Zerodimensional, compact space is homeomorphic to spectrum of some ring -- elementary attempt Let $X$ be a zerodimensional (X has a base with clopen sets) and compact (quasicompact and Haussdorf) topological space and I would like to prove that $X\cong Spec(A)$ of some ring $A.$ I don't want to refer to Stone duality because I didn't had this theorem on a lecture. I try to show that $X\cong Spec(C(X,\mathbb{Z_2})),$ where latter means continuous functions with values in $\mathbb{Z_2}.$ It is related with question:
Spectrum of a ring homeomorphic to a compact, totally disconnected space
Obviously, I can show injectivity of map given in the answer of this question, continuity, also that image of open base set is open base set. I have a trouble to deal with the surjectivity (attempt which works for real-valued functions doesn't work here because of addition in $\mathbb{Z}_2.$ I'm stuck in this point and I would like ask you for a help. It is possible that ring on a right isn't correct. I underline that I don't want to use the Stone duality, I prefer an elementar way.
 A: Try to show that a prime ideal in $R=C(X,\Bbb Z_2)$ corresponds to a unique point in $X$ using compactness. (The sets $\{f^{-1}[\{0\}]: f \in I\}$ form a zero-set filter, when $I$ is an ideal in $R$ etc.) 
Then show $\textrm{Spec}(R) \simeq X$ via this correspondence.
A: Henno Brandsma has given lots of good hints, but let me spell things out a bit more for you. 
Let $R = C(X,\mathbb{Z}_2)$. For any $x\in X$, let $\mathfrak{p}_x = \{f\in R\mid f(x) = 0\}$. It is easy to check that this is a prime ideal in $R$. This gives a map $\varphi\colon X\to \text{Spec}(R)$, $x\mapsto \mathfrak{p}_x$. And this map is continuous, since a basic open set in $\text{Spec}(R)$ is given by $D_f = \{\mathfrak{p}\in \text{Spec}(R)\mid f\notin \mathfrak{p}\}$ for $f\in R$, and $$\varphi^{-1}(D_f) = \{x\in X\mid \mathfrak{p}_x\in D_f\} = \{x\in X\mid f\notin \mathfrak{p}_x\} = \{x\in X\mid f(x) \neq 0\} = f^{-1}(\{1\}),$$ which is open in $X$, since $f$ is continuous and $\mathbb{Z}_2$ is discrete.
Now it suffices to check that $\varphi$ has a continuous inverse $\psi\colon \text{Spec}(R)\to X$. For each $f\in R$, let $Z(f) = \{x\in X\mid f(x) = 0\}$. Let $\mathfrak{p}\in \text{Spec}(R)$, and let $Y = \bigcap_{f\in \mathfrak{p}} Z(f)$. 
Claim: $Y$ is nonempty.
Since $X$ is compact, and each set $Z(f)$ is closed, it suffices to show that the family $\mathcal{Z} = \{Z(f)\mid f\in \mathfrak{p}\}$ has the finite intersection property.

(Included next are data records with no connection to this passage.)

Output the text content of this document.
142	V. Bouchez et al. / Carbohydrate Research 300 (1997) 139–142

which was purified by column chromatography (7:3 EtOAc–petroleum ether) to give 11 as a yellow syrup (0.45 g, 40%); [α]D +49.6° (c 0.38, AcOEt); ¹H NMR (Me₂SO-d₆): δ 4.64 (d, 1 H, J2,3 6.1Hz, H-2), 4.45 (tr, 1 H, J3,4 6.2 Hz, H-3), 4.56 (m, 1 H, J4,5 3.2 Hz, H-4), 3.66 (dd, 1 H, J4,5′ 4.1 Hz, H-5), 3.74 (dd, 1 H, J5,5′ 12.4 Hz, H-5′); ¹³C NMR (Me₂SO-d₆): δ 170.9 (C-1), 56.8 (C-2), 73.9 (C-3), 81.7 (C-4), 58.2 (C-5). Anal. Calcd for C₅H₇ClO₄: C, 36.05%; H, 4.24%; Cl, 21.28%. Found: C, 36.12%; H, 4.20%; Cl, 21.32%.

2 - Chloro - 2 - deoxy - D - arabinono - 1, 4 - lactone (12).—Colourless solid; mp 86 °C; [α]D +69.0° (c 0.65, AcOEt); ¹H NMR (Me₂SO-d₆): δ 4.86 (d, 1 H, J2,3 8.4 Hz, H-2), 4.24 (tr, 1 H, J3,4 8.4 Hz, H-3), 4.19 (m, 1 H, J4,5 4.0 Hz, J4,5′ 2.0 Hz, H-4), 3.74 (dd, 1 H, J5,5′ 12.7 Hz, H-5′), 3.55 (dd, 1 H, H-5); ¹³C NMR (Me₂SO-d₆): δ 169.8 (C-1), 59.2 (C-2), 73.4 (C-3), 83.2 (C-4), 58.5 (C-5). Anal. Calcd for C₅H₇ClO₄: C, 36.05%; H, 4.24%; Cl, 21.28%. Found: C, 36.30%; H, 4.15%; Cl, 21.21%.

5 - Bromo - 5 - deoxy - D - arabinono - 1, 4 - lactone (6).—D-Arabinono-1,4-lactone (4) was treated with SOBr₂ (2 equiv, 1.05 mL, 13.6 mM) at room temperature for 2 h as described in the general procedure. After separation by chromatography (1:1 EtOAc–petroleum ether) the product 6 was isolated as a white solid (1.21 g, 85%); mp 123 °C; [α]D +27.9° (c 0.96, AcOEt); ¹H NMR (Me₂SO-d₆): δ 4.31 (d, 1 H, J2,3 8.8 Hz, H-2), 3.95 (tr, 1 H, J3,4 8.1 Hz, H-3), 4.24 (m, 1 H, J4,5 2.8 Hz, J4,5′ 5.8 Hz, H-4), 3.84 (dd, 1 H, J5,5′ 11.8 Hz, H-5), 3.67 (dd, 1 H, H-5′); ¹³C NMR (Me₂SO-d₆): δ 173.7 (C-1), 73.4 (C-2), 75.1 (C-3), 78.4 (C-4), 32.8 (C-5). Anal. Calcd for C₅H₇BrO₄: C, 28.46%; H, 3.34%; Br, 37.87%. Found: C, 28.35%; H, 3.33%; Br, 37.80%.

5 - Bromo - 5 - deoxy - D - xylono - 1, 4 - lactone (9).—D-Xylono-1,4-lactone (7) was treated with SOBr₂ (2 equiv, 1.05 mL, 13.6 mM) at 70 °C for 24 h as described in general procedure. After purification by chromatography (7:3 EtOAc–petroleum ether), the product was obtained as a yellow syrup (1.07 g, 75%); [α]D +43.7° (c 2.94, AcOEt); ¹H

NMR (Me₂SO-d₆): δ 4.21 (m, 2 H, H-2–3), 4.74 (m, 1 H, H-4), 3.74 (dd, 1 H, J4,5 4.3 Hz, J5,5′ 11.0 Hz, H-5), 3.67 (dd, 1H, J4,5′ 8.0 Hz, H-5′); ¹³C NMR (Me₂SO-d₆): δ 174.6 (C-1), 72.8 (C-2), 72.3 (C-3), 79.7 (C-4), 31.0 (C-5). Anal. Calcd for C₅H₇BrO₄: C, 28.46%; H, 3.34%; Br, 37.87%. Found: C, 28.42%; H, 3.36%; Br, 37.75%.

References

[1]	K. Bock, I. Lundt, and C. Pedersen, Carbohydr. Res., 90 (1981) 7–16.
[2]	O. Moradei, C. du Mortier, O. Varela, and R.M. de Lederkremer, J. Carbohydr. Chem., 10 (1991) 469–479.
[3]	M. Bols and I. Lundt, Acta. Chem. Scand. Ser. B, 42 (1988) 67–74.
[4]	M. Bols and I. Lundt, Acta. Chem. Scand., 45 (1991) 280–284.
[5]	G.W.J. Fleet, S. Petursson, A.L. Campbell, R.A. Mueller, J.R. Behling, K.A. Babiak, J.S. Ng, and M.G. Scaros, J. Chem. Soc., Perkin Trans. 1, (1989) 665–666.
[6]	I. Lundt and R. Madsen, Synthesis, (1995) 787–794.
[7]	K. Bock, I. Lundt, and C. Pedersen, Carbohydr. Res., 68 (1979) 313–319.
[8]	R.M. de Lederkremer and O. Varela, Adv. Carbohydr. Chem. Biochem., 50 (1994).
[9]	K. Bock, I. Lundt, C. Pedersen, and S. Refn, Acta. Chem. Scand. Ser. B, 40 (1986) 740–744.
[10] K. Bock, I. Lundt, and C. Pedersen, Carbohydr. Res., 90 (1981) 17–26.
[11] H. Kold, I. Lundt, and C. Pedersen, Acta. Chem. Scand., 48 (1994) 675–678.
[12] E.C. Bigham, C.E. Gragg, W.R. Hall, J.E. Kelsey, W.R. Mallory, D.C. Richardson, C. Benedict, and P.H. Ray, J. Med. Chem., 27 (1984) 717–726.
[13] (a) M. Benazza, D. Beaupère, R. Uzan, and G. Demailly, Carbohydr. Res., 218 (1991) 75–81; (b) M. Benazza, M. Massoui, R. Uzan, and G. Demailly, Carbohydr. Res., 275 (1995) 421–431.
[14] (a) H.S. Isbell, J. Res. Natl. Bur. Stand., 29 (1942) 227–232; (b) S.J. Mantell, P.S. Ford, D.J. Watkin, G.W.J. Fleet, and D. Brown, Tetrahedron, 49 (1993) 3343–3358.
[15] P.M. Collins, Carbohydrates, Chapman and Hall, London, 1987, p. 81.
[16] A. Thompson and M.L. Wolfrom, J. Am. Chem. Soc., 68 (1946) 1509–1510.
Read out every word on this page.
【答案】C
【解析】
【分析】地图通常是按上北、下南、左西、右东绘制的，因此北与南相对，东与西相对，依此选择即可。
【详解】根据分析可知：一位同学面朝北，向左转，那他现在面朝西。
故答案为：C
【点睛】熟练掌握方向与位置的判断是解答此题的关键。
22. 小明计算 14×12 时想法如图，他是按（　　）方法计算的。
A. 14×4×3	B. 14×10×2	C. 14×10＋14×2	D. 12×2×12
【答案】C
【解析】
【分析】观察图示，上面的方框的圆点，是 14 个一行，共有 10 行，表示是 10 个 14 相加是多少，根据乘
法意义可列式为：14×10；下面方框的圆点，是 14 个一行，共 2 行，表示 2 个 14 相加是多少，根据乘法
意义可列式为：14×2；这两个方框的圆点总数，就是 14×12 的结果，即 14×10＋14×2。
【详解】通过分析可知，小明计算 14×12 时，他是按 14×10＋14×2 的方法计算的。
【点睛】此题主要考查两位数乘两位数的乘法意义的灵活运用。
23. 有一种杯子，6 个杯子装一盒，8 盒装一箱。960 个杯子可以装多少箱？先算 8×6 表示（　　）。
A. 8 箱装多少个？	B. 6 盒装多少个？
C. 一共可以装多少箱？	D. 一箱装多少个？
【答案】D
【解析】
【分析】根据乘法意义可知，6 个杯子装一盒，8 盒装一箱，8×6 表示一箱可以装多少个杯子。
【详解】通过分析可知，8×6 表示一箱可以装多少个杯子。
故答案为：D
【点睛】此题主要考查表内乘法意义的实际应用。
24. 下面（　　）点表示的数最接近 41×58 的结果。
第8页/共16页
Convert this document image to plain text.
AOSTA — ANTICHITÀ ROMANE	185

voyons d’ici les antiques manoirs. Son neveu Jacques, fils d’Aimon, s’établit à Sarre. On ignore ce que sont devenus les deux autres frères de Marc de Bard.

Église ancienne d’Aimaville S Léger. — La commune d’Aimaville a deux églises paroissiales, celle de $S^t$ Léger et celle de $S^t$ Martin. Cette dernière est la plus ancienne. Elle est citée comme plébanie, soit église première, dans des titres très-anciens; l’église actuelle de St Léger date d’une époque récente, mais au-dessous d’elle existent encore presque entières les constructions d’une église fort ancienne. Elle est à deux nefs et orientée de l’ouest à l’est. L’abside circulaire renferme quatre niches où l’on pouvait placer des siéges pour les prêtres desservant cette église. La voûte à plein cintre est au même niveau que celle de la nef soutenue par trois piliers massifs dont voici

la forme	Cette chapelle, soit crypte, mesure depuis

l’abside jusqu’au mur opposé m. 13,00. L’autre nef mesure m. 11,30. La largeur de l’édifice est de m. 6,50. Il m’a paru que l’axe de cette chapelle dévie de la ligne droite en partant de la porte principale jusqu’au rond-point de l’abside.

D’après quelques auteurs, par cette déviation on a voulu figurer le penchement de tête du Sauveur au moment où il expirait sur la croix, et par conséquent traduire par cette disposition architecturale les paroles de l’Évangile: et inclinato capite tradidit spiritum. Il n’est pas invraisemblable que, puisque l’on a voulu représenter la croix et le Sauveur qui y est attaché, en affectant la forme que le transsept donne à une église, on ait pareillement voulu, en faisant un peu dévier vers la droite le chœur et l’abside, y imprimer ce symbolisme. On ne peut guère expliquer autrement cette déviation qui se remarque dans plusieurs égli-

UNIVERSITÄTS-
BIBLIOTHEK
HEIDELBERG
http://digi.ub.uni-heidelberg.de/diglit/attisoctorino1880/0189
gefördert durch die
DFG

Let $f,g\in \mathfrak{p}$. Then $Z(f)\cap Z(g) = Z(f+g+fg)$, and $f+g+fg\in \mathfrak{p}$, so $\mathcal{Z}$ is actually closed under finite intersections. Suppose for contradiction that $\emptyset\in \mathcal{Z}$, witnessed by $Z(f) = \emptyset$ with $f\in \mathfrak{p}$. Then $f$ is the constant function $1$, contradicting our assumption that $\mathfrak{p}$ is prime. We have shown that $\mathcal{Z}$ is closed under finite intersections and does not contain $\emptyset$, so by compactness its intersection $Y$ is nonempty. 
Claim: $Y$ is a singleton. 
Suppose for contradiction that $x,y\in Y$ with $x\neq y$. Since $X$ is zero dimensional and Hausdorff, there is some clopen set $C\subseteq X$ with $x\in C$ and $y\notin C$. Let $f$ be the function which sends all points in $C$ to $0$ and all points not in $C$ to $1$ ($f$ is continuous since $C$ is clopen). Then $f(1-f) = 0\in \mathfrak{p}$, and $\mathfrak{p}$ is prime, so either $f\in \mathfrak{p}$ or $(1-f)\in \mathfrak{p}$. In the first case, $y\notin Z(f)$ contradicting $y\in Y$, and in the second case, $x\notin Z(1-f)$, contradicting $x\in Y$. 
We have shown that $Y = \{x\}$ is a singleton, and we can define $\psi(\mathfrak{p}) = x$. 
It remains to check that $\varphi$ and $\psi$ are inverses and $\psi$ is continuous. I'll leave that to you.